Resisting resistance
Van Leeuwenhoek Lecture on BioScience.
Gerry Wright is Director of the Michael G, DeGroote Institute of Infectious Diseases at McMaster University, Hamilton, Ontario.
The Wright Lab is trying to understand fundamental aspects of how antibiotics work, their sources and the reasons why bacteria become resistant to them. Ultimate goal is the development (chemically synthesizing) of new antibiotics.
The collaborators are particularly interested in the enzymes that alter or destroy antibiotics. By identifying resistance genes, expressing and purifying enzymes, and understanding their role in the process of antibiotic resistance, they hope to gather data to help reverse this resistance and develop new drugs.

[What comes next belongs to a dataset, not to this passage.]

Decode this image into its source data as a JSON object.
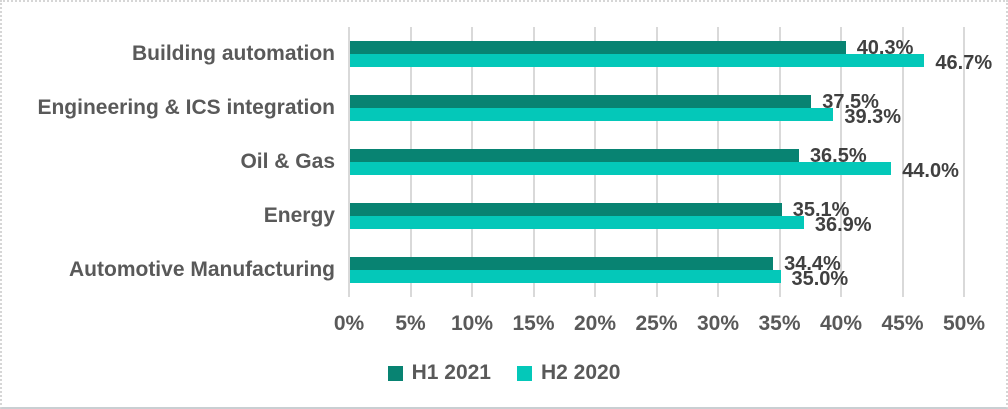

They are also working on the use of amino acids as an antidote to fungal pathogens - another living micro-organism that causes both diseases in people, and major crop losses from infection.
Antibiotic resistance is emerging as one of the most pressing challenges to modern medicine of our times. The inexorable evolution of resistance elements by natural selection and the ability to disseminate these vertically and horizontally through bacterial populations is the primary cause of the antibiotic crisis; but it is exacerbated by our inability in the 21st century to match this phenomenon with new antibiotic discovery.
Targeting resistance itself is a strategy to rescue the activity of our existing "legacy" drugs. Examples of this approach will be provided along with the description of a cell based platform for the identification of inhibitors of resistance via high throughput screening.